Colori e sapori del Cilento: la cianfotta

Uno dei piatti classici della cucina mediterranea: dalla tradizione dei pescatori alle nostre tavole
di Marco De Rosa - 25 Settembre 2014
Colori e sapori del Cilento: la cianfotta

Da “Benvenuti al Sud” alla tavola di casa nostra. Spesso preparare un piatto che possa far saltare alla mente i profumi ed i sapori della cucina campana può diventare una vera e propria arte, specie se lo si prepara utilizzando i prodotti tipici della terra in cui viviamo. Se poi questo piatto diventa “protagonista” di uno dei film che hanno spopolato nei cinema italiani il gioco è servito. Stiamo parlando della “cianfotta” o “ciambotta”, tipicamente cilentana, oltre che uno dei piatti campani per eccellenza.

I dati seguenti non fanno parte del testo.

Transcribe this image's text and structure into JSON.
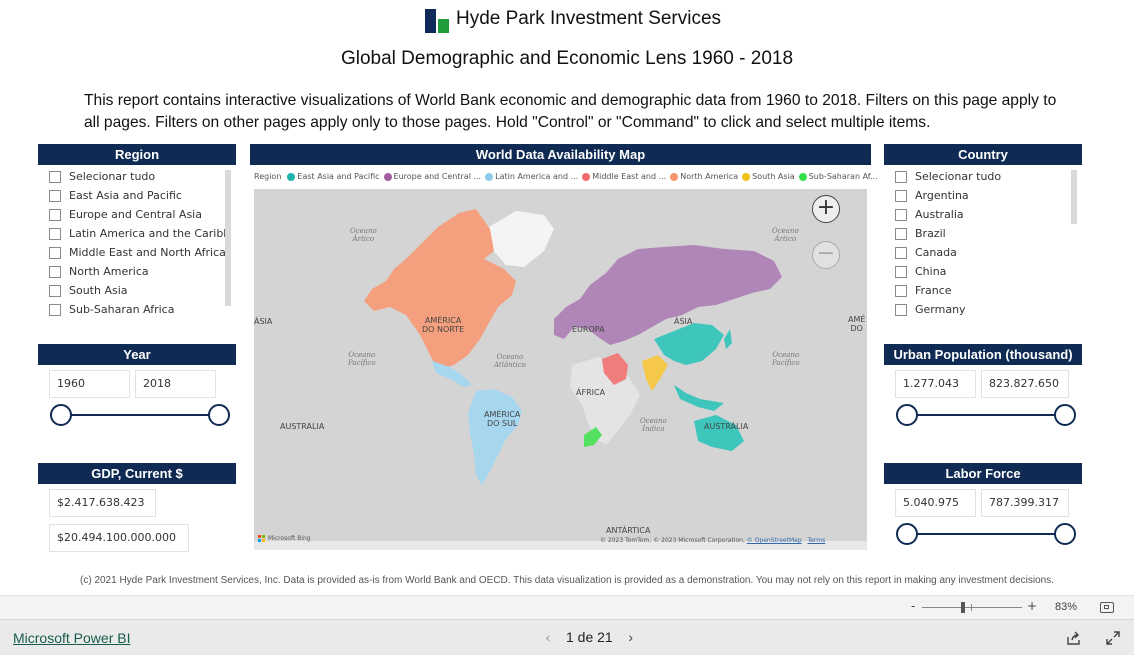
{
  "header": {
    "company": "Hyde Park Investment Services",
    "report_title": "Global Demographic and Economic Lens 1960 - 2018",
    "intro": "This report contains interactive visualizations of World Bank economic and demographic data from 1960 to 2018. Filters on this page apply to all pages. Filters on other pages apply only to those pages. Hold \"Control\" or \"Command\" to click and select multiple items."
  },
  "region_slicer": {
    "title": "Region",
    "items": [
      "Selecionar tudo",
      "East Asia and Pacific",
      "Europe and Central Asia",
      "Latin America and the Caribb...",
      "Middle East and North Africa",
      "North America",
      "South Asia",
      "Sub-Saharan Africa"
    ]
  },
  "country_slicer": {
    "title": "Country",
    "items": [
      "Selecionar tudo",
      "Argentina",
      "Australia",
      "Brazil",
      "Canada",
      "China",
      "France",
      "Germany"
    ]
  },
  "year_slicer": {
    "title": "Year",
    "min": "1960",
    "max": "2018"
  },
  "urban_slicer": {
    "title": "Urban Population (thousand)",
    "min": "1.277.043",
    "max": "823.827.650"
  },
  "gdp_slicer": {
    "title": "GDP, Current $",
    "min": "$2.417.638.423",
    "max": "$20.494.100.000.000"
  },
  "labor_slicer": {
    "title": "Labor Force",
    "min": "5.040.975",
    "max": "787.399.317"
  },
  "map": {
    "title": "World Data Availability Map",
    "legend_title": "Region",
    "legend": [
      {
        "label": "East Asia and Pacific",
        "color": "#1fb5ad"
      },
      {
        "label": "Europe and Central ...",
        "color": "#a25d9f"
      },
      {
        "label": "Latin America and ...",
        "color": "#8ecbe8"
      },
      {
        "label": "Middle East and ...",
        "color": "#f06b6b"
      },
      {
        "label": "North America",
        "color": "#f4956a"
      },
      {
        "label": "South Asia",
        "color": "#f2c01b"
      },
      {
        "label": "Sub-Saharan Af...",
        "color": "#34e04a"
      }
    ],
    "oceans": {
      "arctic_left": "Oceano\nÁrtico",
      "arctic_right": "Oceano\nÁrtico",
      "pacific_left": "Oceano\nPacífico",
      "pacific_right": "Oceano\nPacífico",
      "atlantic": "Oceano\nAtlântico",
      "indian": "Oceano\nÍndico"
    },
    "labels": {
      "north_america": "AMÉRICA\nDO NORTE",
      "south_america": "AMÉRICA\nDO SUL",
      "europe": "EUROPA",
      "asia": "ÁSIA",
      "asia_left": "ÁSIA",
      "america_right": "AMÉ\nDO",
      "africa": "ÁFRICA",
      "australia": "AUSTRÁLIA",
      "australia_left": "AUSTRALIA",
      "antarctica": "ANTÁRTICA"
    },
    "bing": "Microsoft Bing",
    "attribution": "© 2023 TomTom, © 2023 Microsoft Corporation,",
    "osm": "© OpenStreetMap",
    "terms": "Terms",
    "zoom_in": "+",
    "zoom_out": "−"
  },
  "footer_note": "(c) 2021 Hyde Park Investment Services, Inc. Data is provided as-is from World Bank and OECD. This data visualization is provided as a demonstration. You may not rely on this report in making any investment decisions.",
  "zoom_bar": {
    "minus": "-",
    "plus": "+",
    "zoom_level": "83%",
    "zoom_fraction": 0.55
  },
  "bottom_bar": {
    "powerbi_link": "Microsoft Power BI",
    "page_indicator": "1 de 21",
    "prev": "‹",
    "next": "›"
  }
}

Un gran bel piatto di verdure che non possiede una ricetta univoca ma si presta a numerose varianti: nasce come piatto povero per le famiglie di pescatori, che cucinavano insieme diverse varietà di pesce e frutti di mare (come spigole, gamberoni e via discorrendo), con pomodori, acqua ed un peperone verde; e poi successivamente preparata anche in versione esclusivamente vegetale.

Ingredienti semplici e genuini: melenzane, peperoni rossi, zucchine, patate, cipolle, qualche pomodoro San Marzano e la classica spruzzatina di olio, sale e pepe. Prendiamo le verdure e le patate, lavandole per bene. Tagliamo le melanzane a fette, le patate a dadini, i peperoni a filetti e le zucchine a rondelle. Tuffate per pochi secondi i pomodori nell’acqua in ebollizione, passateli nell’acqua fredda quindi pelateli, privateli dei semi e spezzettateli. Soffriggere in ordine le melanzane, le zucchine, le patate ed i peperoni. Ecco però uno dei piccoli segreti per l’ottima riuscita del piatto: friggere gli ingredienti separatamente, per non farne assumere lo stesso sapore, per poi riunirle in un tegame di coccio. Scaldiamo l’olio facendo appassire a fuoco lento la cipolla; poi, quando inizia a prendere colore, versiamo tutto quanto preparato, aggiungere la polpa di pomodoro, salare e cuocere a fuoco basso per una decina di minuti, mantenendo il coperchio che faciliterà la cottura delle verdure. A scelta, per chi vuole un piatto con gli ingredienti legati tra loro, aggiungere un tocco di farina e mescolare. Ricordate di girare il tutto di tanto in tanto e, laddove necessario, aggiungete un po’ di acqua calda per evitare che si incolli tutto sul fondo della pentola.

Ed ora non resta che preparare il piatto, magari con a portata di mano una buona dose di pane per la tradizionale “scarpetta” ed un sano bicchiere di vino, ovviamente rosso. E buon appetito!